Aan de Voorzitter van de Tweede Kamer der Staten-Generaal
Den Haag, 9 april 2021
Op 9 april heb ik in het Nationaal Openbaar Vervoer Beraad (NOVB) met de decentrale
overheden en de OV-bedrijven gesproken over de beschikbaarheidsvergoeding voor het
OV. Graag informeer ik u over de uitkomsten van dit overleg. Dit is in lijn met mijn
brief van najaar 2020 over de beschikbaarheidsvergoeding OV waarin ook al het perspectief
op een vergoeding voor de tweede helft van 2021 is geschetst.

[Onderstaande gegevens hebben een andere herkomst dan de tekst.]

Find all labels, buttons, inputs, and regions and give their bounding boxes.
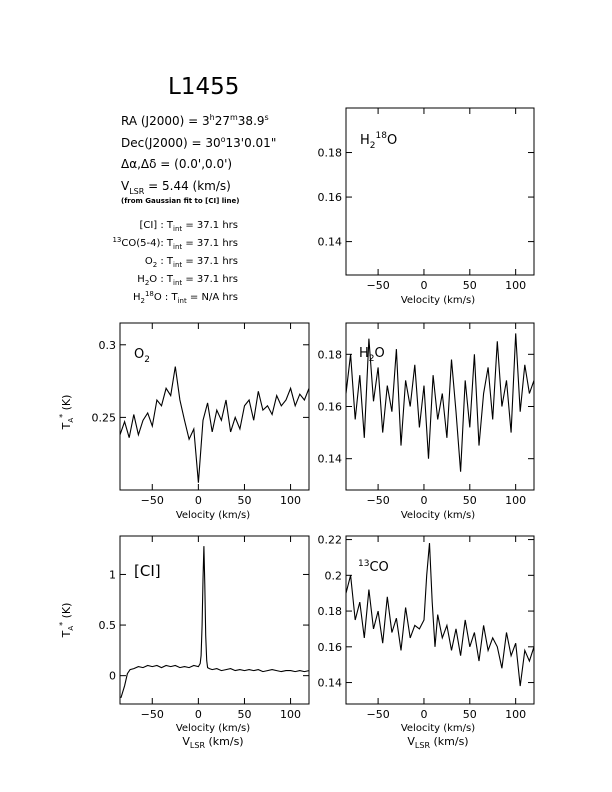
x-tick-label: 0 [420,494,427,507]
x-tick-label: 50 [463,494,477,507]
spectrum-line [345,543,535,687]
species-label-13co: 13CO [358,559,389,575]
y-tick-label: 0.3 [99,339,117,352]
x-tick-label: 50 [237,494,251,507]
x-tick-label: −50 [366,494,389,507]
x-tick-label: 0 [420,279,427,292]
y-tick-label: 0.16 [318,641,343,654]
x-tick-label: 0 [195,708,202,721]
y-tick-label: 0 [109,670,116,683]
species-label-o2: O2 [134,347,150,365]
panel-ci: −50 0 50 100 0 0.5 1 [99,535,310,721]
vlsr-axis-label-ci: VLSR (km/s) [182,735,243,750]
offset-line: Δα,Δδ = (0.0',0.0') [121,157,232,171]
x-tick-label: −50 [366,708,389,721]
plot-frame [119,322,310,491]
spectrum-line [119,366,310,483]
info-block: RA (J2000) = 3h27m38.9s Dec(J2000) = 30o… [112,113,276,305]
plot-frame [345,535,535,705]
x-tick-label: 0 [195,494,202,507]
x-tick-label: −50 [366,279,389,292]
plot-frame [345,107,535,276]
tint-o2: O2 : Tint = 37.1 hrs [145,256,238,269]
spectrum-line [120,546,310,699]
xlabel-ci: Velocity (km/s) [176,723,250,734]
xlabel-o2: Velocity (km/s) [176,510,250,521]
x-tick-label: 0 [420,708,427,721]
y-tick-label: 0.14 [318,677,343,690]
x-tick-label: 100 [280,708,301,721]
ylabel-ci: TA* (K) [58,603,75,639]
vlsr-line: VLSR = 5.44 (km/s) [121,179,231,196]
tint-h218o: H218O : Tint = N/A hrs [133,290,238,305]
y-tick-label: 0.14 [318,236,343,249]
y-tick-label: 0.2 [325,569,343,582]
y-tick-label: 0.16 [318,191,343,204]
species-label-h218o: H218O [360,131,397,151]
ra-line: RA (J2000) = 3h27m38.9s [121,113,269,128]
panel-h2o: −50 0 50 100 0.14 0.16 0.18 [318,322,535,507]
y-tick-label: 0.22 [318,534,343,547]
tint-h2o: H2O : Tint = 37.1 hrs [137,274,238,287]
panel-13co: −50 0 50 100 0.14 0.16 0.18 0.2 0.22 [318,534,535,721]
y-tick-label: 0.18 [318,348,343,361]
y-tick-label: 0.25 [92,411,117,424]
y-tick-label: 0.5 [99,619,117,632]
x-tick-label: 100 [505,494,526,507]
dec-line: Dec(J2000) = 30o13'0.01" [121,135,276,150]
x-tick-label: 100 [505,708,526,721]
panel-h218o: −50 0 50 100 0.14 0.16 0.18 [318,107,535,292]
y-tick-label: 0.18 [318,147,343,160]
spectrum-line [345,333,535,472]
x-tick-label: 100 [280,494,301,507]
x-tick-label: 50 [463,708,477,721]
tint-ci: [CI] : Tint = 37.1 hrs [139,220,238,233]
x-tick-label: −50 [141,708,164,721]
species-label-h2o: H2O [359,346,385,364]
plot-frame [119,535,310,705]
xlabel-13co: Velocity (km/s) [401,723,475,734]
ylabel-o2: TA* (K) [58,395,75,431]
y-tick-label: 0.16 [318,401,343,414]
x-tick-label: 50 [463,279,477,292]
xlabel-h2o: Velocity (km/s) [401,510,475,521]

Hoewel er inmiddels dankzij de vaccinatiecampagne licht aan het einde van de tunnel
gloort, is het nog niet bekend wanneer de coronamaatregelen die impact hebben op het
openbaar vervoer worden versoepeld of afgeschaft. De OV-bedrijven verwachten dat de
reizigersopbrengsten in het vierde kwartaal van 2021 nog steeds onvoldoende zullen
zijn voor een OV-aanbod aan de reizigers dat voldoet aan de doelstellingen van bereikbaarheid,
veiligheid en opschaalbaarheid. Het verlengen van de beschikbaarheidsvergoeding door
het Rijk voorkomt dat na de zomer ingrijpende keuzes gemaakt moeten worden in de dienstregeling.
Gezien de doorlooptijd van planningsprocessen in het OV is besluitvorming over de
dienstregeling voor het vierde kwartaal van 2021 nu aan de orde. Het kabinet heeft
daarom besloten om de beschikbaarheidsvergoeding1 voor het openbaar vervoer ongewijzigd door te trekken naar eind 2021. Hiermee ontstaat
voor de OV-bedrijven en daarmee voor de OV-reizigers duidelijkheid over de dienstregeling
en het OV-aanbod voor heel 2021. In het NOVB is deze afspraak met de OV-partijen gedeeld.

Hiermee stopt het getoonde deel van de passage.